A deep-learning method for distinguishing computer graphics from real photogrphic images

computer-graphics, deep-learning, image-classification, neural-network
pip install CGvsPhoto==0.0.3


Computer Graphics vs Real Photographic Images : A Deep-learning approach

CGvsPhoto implements a method for computer graphics detection using Convolutional Neural Networks with TensorFlow back-end. The package contains methods for extracting patches from computer graphics and real images, training a CNN with a custom statistical layer, testing this model, comparing with a state of the art method, visualizing probability maps, etc.


Getting Started

These instructions will get you a copy of the project up and running on your local machine for testing purposes.



Simply install this package with pip3 :

$ pip3 install CGvsPhoto

You can also clone the repository into your favorite directory.

$ git clone

Then, install the package using :

$ cd CGvsPhoto/
$ pip3 install .

To run your first test, there is one more thing to set up:

  • Create a file named config.ini in your execution directory (the directory containing your scripts) to store the different configurations of your environment. The format is the following :
[Name of the configuration]
dir_ckpt = /path/to/save/trained/weights/
dir_summaries = /path/to/save/summaries
dir_visualization = /path/to/save visualizations

An example file is given in the examples directory.

Database format

Your database must follow this organization :


You can create it manually or use the function construct_DB.

Some simple examples

To get started, you can run simple scripts from the examples directory. Do not forget to set up the config.ini file correctly as described above and to modify the paths to data.

How to use

This section explains basic uses of this code. We describe a step by step procedure to evaluate our model on your database.

Formatting the database

As our code uses a special format for the database, the first thing you need to do is to create a suited structure for the data. You can do this manually but we give a piece of code to do it automatically which may prevent bad surprises… It creates validation, training and testing directories and put a certain number of images per class in it (same number of image for each class) To do so, you just need to have CG and PG images in two different directories and choose another directory to store the formatted database. Then you can just use the construct_DB method :

from CGvsPhoto import construct_DB

path_CG = '/path/to/CG'
path_PG = '/path/to/PG'
path_export = 'path/to/export/database'

construct_DB(source_real = path_PG, source_CG = path_CG,
             target_dir = path_export, nb_per_class = 1000,
             validation_proportion = 0.1, test_proportion = 0.2)
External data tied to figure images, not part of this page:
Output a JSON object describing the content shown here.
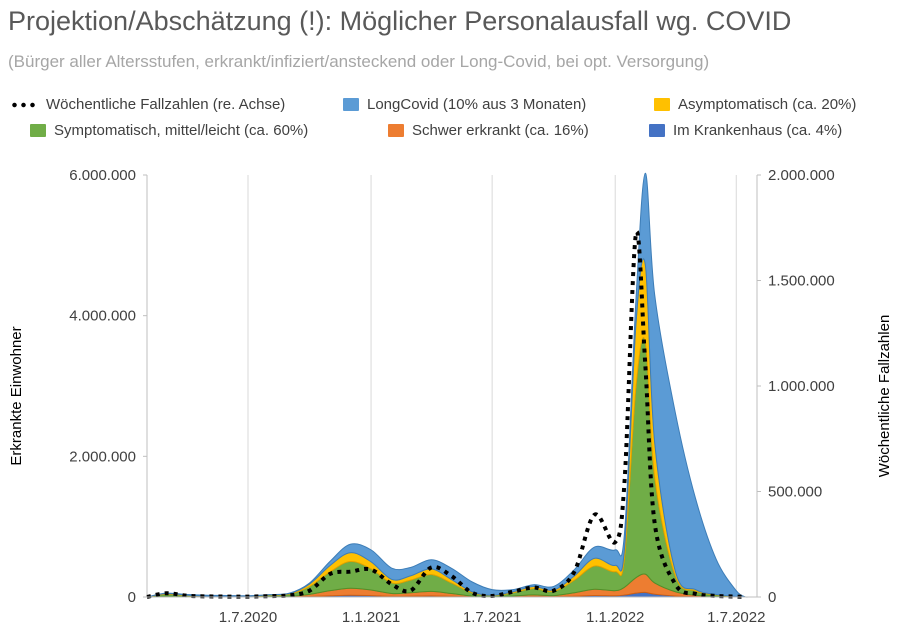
{
  "page": {
    "title": "Projektion/Abschätzung (!): Möglicher Personalausfall wg. COVID",
    "subtitle": "(Bürger aller Altersstufen, erkrankt/infiziert/ansteckend oder Long-Covid, bei opt. Versorgung)"
  },
  "legend": {
    "items": [
      {
        "label": "Wöchentliche Fallzahlen (re. Achse)",
        "color": "#000000",
        "kind": "dots"
      },
      {
        "label": "LongCovid (10% aus 3 Monaten)",
        "color": "#5b9bd5",
        "kind": "swatch"
      },
      {
        "label": "Asymptomatisch (ca. 20%)",
        "color": "#ffc000",
        "kind": "swatch"
      },
      {
        "label": "Symptomatisch, mittel/leicht (ca. 60%)",
        "color": "#70ad47",
        "kind": "swatch"
      },
      {
        "label": "Schwer erkrankt (ca. 16%)",
        "color": "#ed7d31",
        "kind": "swatch"
      },
      {
        "label": "Im Krankenhaus (ca. 4%)",
        "color": "#4472c4",
        "kind": "swatch"
      }
    ]
  },
  "chart_data": {
    "type": "area",
    "stacked": true,
    "xlabel": "",
    "ylabel": "Erkrankte Einwohner",
    "y2label": "Wöchentliche Fallzahlen",
    "ylim": [
      0,
      6000000
    ],
    "y2lim": [
      0,
      2000000
    ],
    "yticks": [
      0,
      2000000,
      4000000,
      6000000
    ],
    "yticklabels": [
      "0",
      "2.000.000",
      "4.000.000",
      "6.000.000"
    ],
    "y2ticks": [
      0,
      500000,
      1000000,
      1500000,
      2000000
    ],
    "y2ticklabels": [
      "0",
      "500.000",
      "1.000.000",
      "1.500.000",
      "2.000.000"
    ],
    "xlim": [
      "2020-02-01",
      "2022-08-01"
    ],
    "xticks": [
      "2020-07-01",
      "2021-01-01",
      "2021-07-01",
      "2022-01-01",
      "2022-07-01"
    ],
    "xticklabels": [
      "1.7.2020",
      "1.1.2021",
      "1.7.2021",
      "1.1.2022",
      "1.7.2022"
    ],
    "grid": "vertical",
    "legend_position": "top",
    "x": [
      "2020-02-01",
      "2020-03-01",
      "2020-04-01",
      "2020-05-01",
      "2020-06-01",
      "2020-07-01",
      "2020-08-01",
      "2020-09-01",
      "2020-10-01",
      "2020-11-01",
      "2020-12-01",
      "2021-01-01",
      "2021-02-01",
      "2021-03-01",
      "2021-04-01",
      "2021-05-01",
      "2021-06-01",
      "2021-07-01",
      "2021-08-01",
      "2021-09-01",
      "2021-10-01",
      "2021-11-01",
      "2021-12-01",
      "2022-01-01",
      "2022-01-15",
      "2022-02-01",
      "2022-02-15",
      "2022-03-01",
      "2022-04-01",
      "2022-05-01",
      "2022-06-01",
      "2022-07-01",
      "2022-07-15"
    ],
    "series": [
      {
        "name": "Im Krankenhaus (ca. 4%)",
        "color": "#4472c4",
        "values": [
          0,
          2000,
          1000,
          500,
          500,
          500,
          1000,
          2000,
          8000,
          18000,
          25000,
          20000,
          10000,
          12000,
          16000,
          10000,
          3000,
          1000,
          3000,
          6000,
          4000,
          12000,
          22000,
          18000,
          28000,
          55000,
          65000,
          40000,
          15000,
          5000,
          2000,
          500,
          0
        ]
      },
      {
        "name": "Schwer erkrankt (ca. 16%)",
        "color": "#ed7d31",
        "values": [
          0,
          8000,
          4000,
          2000,
          2000,
          2000,
          5000,
          8000,
          30000,
          72000,
          100000,
          80000,
          40000,
          48000,
          64000,
          40000,
          12000,
          4000,
          12000,
          24000,
          16000,
          48000,
          88000,
          72000,
          112000,
          220000,
          260000,
          160000,
          60000,
          20000,
          8000,
          2000,
          0
        ]
      },
      {
        "name": "Symptomatisch, mittel/leicht (ca. 60%)",
        "color": "#70ad47",
        "values": [
          0,
          30000,
          15000,
          8000,
          8000,
          8000,
          18000,
          30000,
          110000,
          270000,
          380000,
          300000,
          150000,
          180000,
          240000,
          150000,
          45000,
          15000,
          45000,
          90000,
          60000,
          180000,
          330000,
          270000,
          420000,
          2700000,
          3300000,
          1500000,
          220000,
          60000,
          20000,
          5000,
          0
        ]
      },
      {
        "name": "Asymptomatisch (ca. 20%)",
        "color": "#ffc000",
        "values": [
          0,
          10000,
          5000,
          3000,
          3000,
          3000,
          6000,
          10000,
          36000,
          90000,
          125000,
          100000,
          50000,
          60000,
          80000,
          50000,
          15000,
          5000,
          15000,
          30000,
          20000,
          60000,
          110000,
          90000,
          140000,
          900000,
          1100000,
          500000,
          70000,
          20000,
          6000,
          2000,
          0
        ]
      },
      {
        "name": "LongCovid (10% aus 3 Monaten)",
        "color": "#5b9bd5",
        "values": [
          0,
          5000,
          10000,
          12000,
          8000,
          4000,
          3000,
          5000,
          15000,
          60000,
          120000,
          170000,
          160000,
          120000,
          130000,
          160000,
          140000,
          80000,
          30000,
          25000,
          50000,
          90000,
          160000,
          220000,
          220000,
          350000,
          1300000,
          2100000,
          2250000,
          1300000,
          500000,
          80000,
          0
        ]
      },
      {
        "name": "Wöchentliche Fallzahlen (re. Achse)",
        "color": "#000000",
        "axis": "right",
        "style": "dotted",
        "values": [
          0,
          18000,
          6000,
          3000,
          2000,
          2000,
          4000,
          8000,
          30000,
          110000,
          120000,
          130000,
          60000,
          30000,
          140000,
          100000,
          20000,
          5000,
          25000,
          45000,
          30000,
          120000,
          390000,
          260000,
          550000,
          1720000,
          1100000,
          350000,
          60000,
          15000,
          5000,
          2000,
          0
        ]
      }
    ]
  }
}
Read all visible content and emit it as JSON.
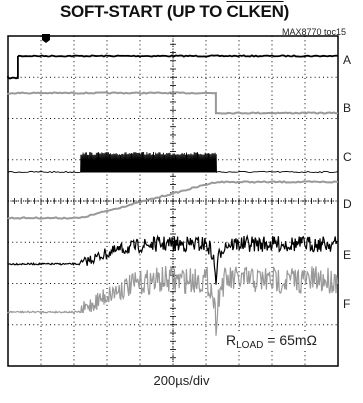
{
  "chart_data": {
    "type": "line",
    "title_pre": "SOFT-START (UP TO ",
    "title_signal": "CLKEN",
    "title_post": ")",
    "figure_id": "MAX8770 toc15",
    "xlabel": "200µs/div",
    "x_divisions": 10,
    "y_divisions": 8,
    "grid": true,
    "channels": [
      {
        "name": "A",
        "color": "#000000",
        "kind": "step-up",
        "edge_div": 0.3
      },
      {
        "name": "B",
        "color": "#999999",
        "kind": "step-down",
        "edge_div": 6.3
      },
      {
        "name": "C",
        "color": "#000000",
        "kind": "burst",
        "start_div": 2.2,
        "stop_div": 6.3
      },
      {
        "name": "D",
        "color": "#999999",
        "kind": "soft-start-ramp",
        "ramp_start_div": 2.2,
        "ramp_end_div": 6.3
      },
      {
        "name": "E",
        "color": "#000000",
        "kind": "ramp-with-ripple",
        "ramp_start_div": 2.2,
        "ramp_end_div": 4.8,
        "dip_div": 6.3
      },
      {
        "name": "F",
        "color": "#999999",
        "kind": "ramp-with-ripple",
        "ramp_start_div": 2.2,
        "ramp_end_div": 4.8,
        "dip_div": 6.3
      }
    ],
    "annotation": {
      "prefix": "R",
      "sub": "LOAD",
      "suffix": " = 65mΩ"
    }
  }
}
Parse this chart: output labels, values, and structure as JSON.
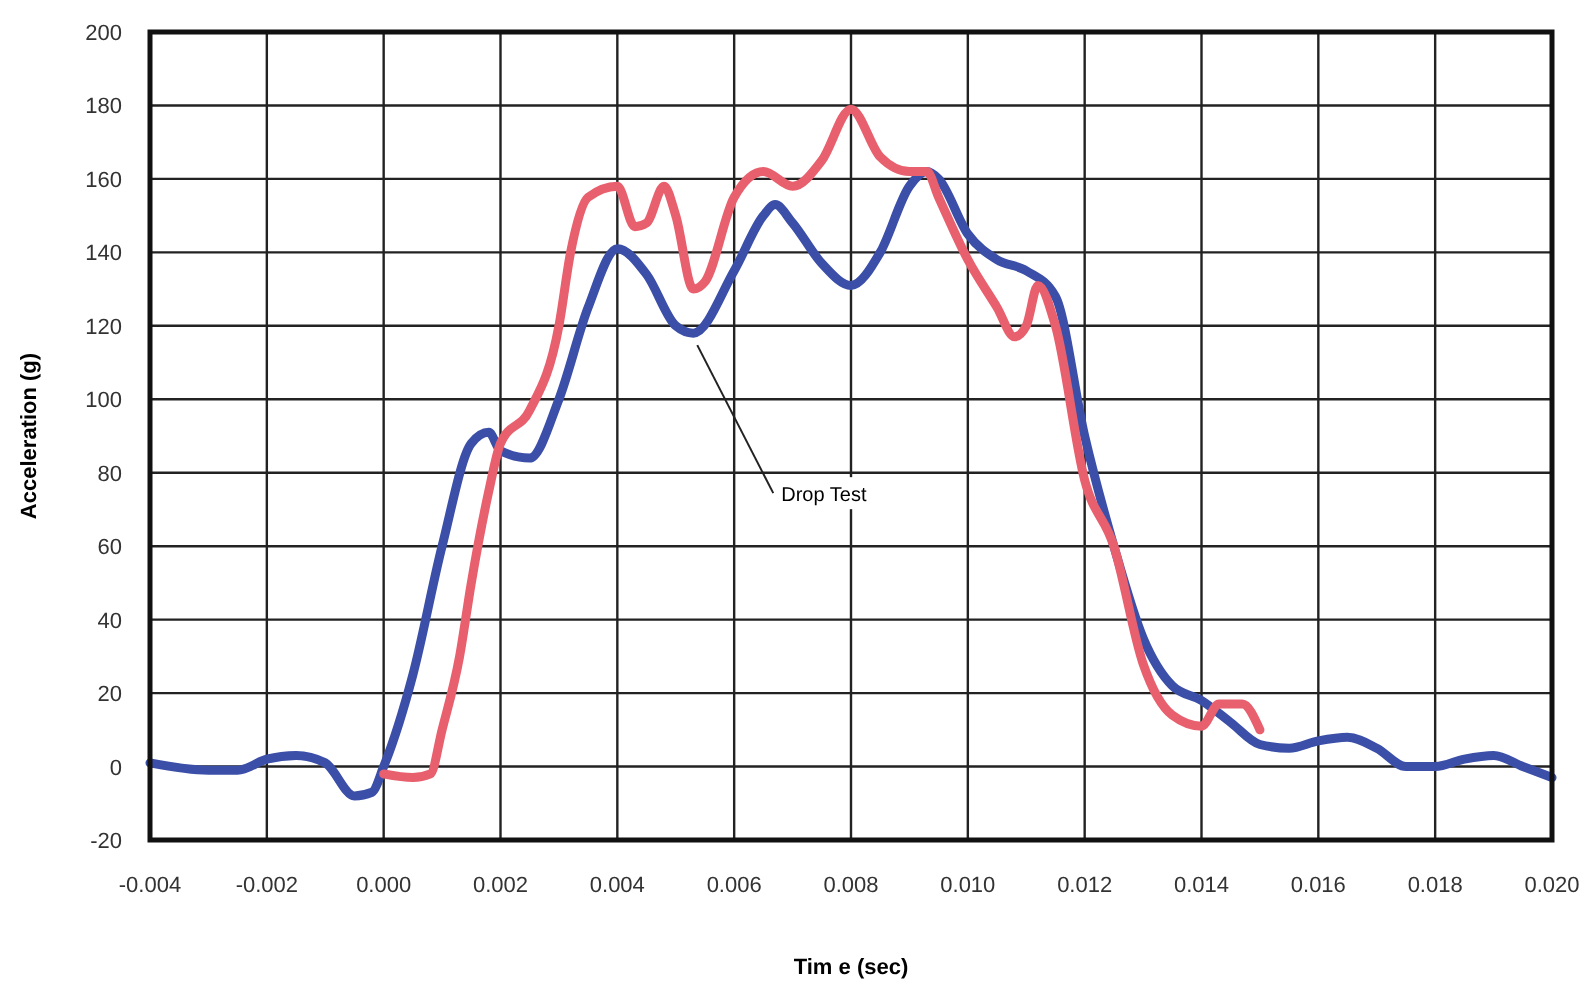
{
  "chart_data": {
    "type": "line",
    "xlabel": "Tim e (sec)",
    "ylabel": "Acceleration (g)",
    "xlim": [
      -0.004,
      0.02
    ],
    "ylim": [
      -20,
      200
    ],
    "xticks": [
      {
        "value": -0.004,
        "label": "-0.004"
      },
      {
        "value": -0.002,
        "label": "-0.002"
      },
      {
        "value": 0,
        "label": "0.000"
      },
      {
        "value": 0.002,
        "label": "0.002"
      },
      {
        "value": 0.004,
        "label": "0.004"
      },
      {
        "value": 0.006,
        "label": "0.006"
      },
      {
        "value": 0.008,
        "label": "0.008"
      },
      {
        "value": 0.01,
        "label": "0.010"
      },
      {
        "value": 0.012,
        "label": "0.012"
      },
      {
        "value": 0.014,
        "label": "0.014"
      },
      {
        "value": 0.016,
        "label": "0.016"
      },
      {
        "value": 0.018,
        "label": "0.018"
      },
      {
        "value": 0.02,
        "label": "0.020"
      }
    ],
    "yticks": [
      -20,
      0,
      20,
      40,
      60,
      80,
      100,
      120,
      140,
      160,
      180,
      200
    ],
    "grid": true,
    "line_style": "solid",
    "series": [
      {
        "name": "Drop Test",
        "color": "#3b4fa8",
        "x": [
          -0.004,
          -0.003,
          -0.0025,
          -0.002,
          -0.0015,
          -0.001,
          -0.0005,
          -0.0002,
          0,
          0.0005,
          0.001,
          0.0015,
          0.0018,
          0.002,
          0.0025,
          0.003,
          0.0035,
          0.004,
          0.0045,
          0.005,
          0.0053,
          0.006,
          0.0065,
          0.0067,
          0.007,
          0.0075,
          0.008,
          0.0085,
          0.009,
          0.0093,
          0.0095,
          0.01,
          0.0105,
          0.011,
          0.0115,
          0.012,
          0.0125,
          0.013,
          0.0135,
          0.014,
          0.0145,
          0.015,
          0.0155,
          0.016,
          0.0165,
          0.017,
          0.0175,
          0.018,
          0.0185,
          0.019,
          0.0195,
          0.02
        ],
        "values": [
          1,
          -1,
          -1,
          2,
          3,
          1,
          -8,
          -7,
          0,
          25,
          60,
          88,
          91,
          86,
          84,
          100,
          125,
          141,
          134,
          120,
          118,
          135,
          150,
          153,
          148,
          137,
          131,
          140,
          158,
          162,
          160,
          145,
          138,
          135,
          128,
          90,
          60,
          35,
          22,
          18,
          12,
          6,
          5,
          7,
          8,
          5,
          0,
          0,
          2,
          3,
          0,
          -3
        ]
      },
      {
        "color": "#e8606e",
        "x": [
          0,
          0.0005,
          0.0008,
          0.001,
          0.0013,
          0.0015,
          0.0018,
          0.002,
          0.0025,
          0.003,
          0.0032,
          0.0035,
          0.004,
          0.0043,
          0.0045,
          0.0048,
          0.005,
          0.0053,
          0.0055,
          0.006,
          0.0065,
          0.007,
          0.0075,
          0.008,
          0.0085,
          0.009,
          0.0093,
          0.0095,
          0.01,
          0.0105,
          0.0108,
          0.011,
          0.0112,
          0.0115,
          0.012,
          0.0125,
          0.013,
          0.0135,
          0.014,
          0.0143,
          0.0147,
          0.015
        ],
        "values": [
          -2,
          -3,
          -2,
          10,
          30,
          50,
          75,
          88,
          97,
          120,
          140,
          155,
          158,
          147,
          148,
          158,
          150,
          130,
          132,
          155,
          162,
          158,
          165,
          179,
          166,
          162,
          162,
          155,
          138,
          125,
          117,
          120,
          131,
          120,
          78,
          60,
          28,
          14,
          11,
          17,
          17,
          10
        ]
      }
    ]
  }
}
You can choose the total number of images per class and the proportion of images to put in each directory.

Creating the patches database

Our implementation computes local patch classification before aggregating the results for full-size images. So, to train the single-image classifier, a patch database must be created. To this end, use the Database_loader class :

from CGvsPhoto import Database_loader

path_source = 'path/to/source/database'
path_export = 'path/to/export/patches'
size_patch = 100

data = Database_loader(path_source, image_size = size_patch,

# export a patch database
                     nb_train = 40000,
                     nb_test = 4000,
                     nb_validation = 2000)

You can choose the patch size (100x100 pixels in our initial implementation) and the number of patches to put in each directory (with 50/50 distribution between each class).

Note that supported image extensions are [“.jpg”,“.gif”,“.png”,“.tga”,“.tif”, “.JPG”, “.jpeg”]

Creating a model

Now comes the fun part! In order to create your own model, you just have to call the Model class. For example :

from CGvsPhoto import Model

model = Model(database_path 'Database/My_Patch_Data', image_size = 100,
              config = 'Config1', filters = [32, 64],
              feature_extractor = 'Stats', batch_size = 50)

You can specify the number of output filtered images for each layer with the parameter filters and the feature extraction scheme (between ‘Hist’ and ‘Stats’). You also need to give the path to the patch database.

Warning : The database must contain images with the same image_size as specified in parameter image_size.

Training a classifier

Now, to train this model, use the train function specifying the number of training/validation/testing batches:

model.train(nb_train_batch = 15000,
            nb_test_batch = 80,
            nb_validation_batch = 40)

This will train a model and save the weights and a bunch of summaries in correspondant directories (you specify the name of the run at the begining of the procedure). You can also load a pre-trained model and continue the training (be careful though to load a model which structure corresponds to the one you are trying to train).

At the end of training, the model’s accuracy is evaluated on the patches testing set.


Now that you have trained a model, you can load it and test it on full-size images, using the test_total_images function :

test_data_path = '/Database/My_Data/test/'
clf.test_total_images(test_data_path = test_data_path,
                      nb_images = 720, decision_rule = 'weighted_vote')

Your test directory must contain two sub-directories : CGG and Real. Before testing, the console will ask you the name of the weight file to load. It must be in the default checkpoint directory and you should inidcate the .ckpt file. You can specify the number of images you want to process and the aggregation scheme between ‘weighted_vote’ and ‘majority_vote’ (even if ‘weighted_vote’ is in general more efficient).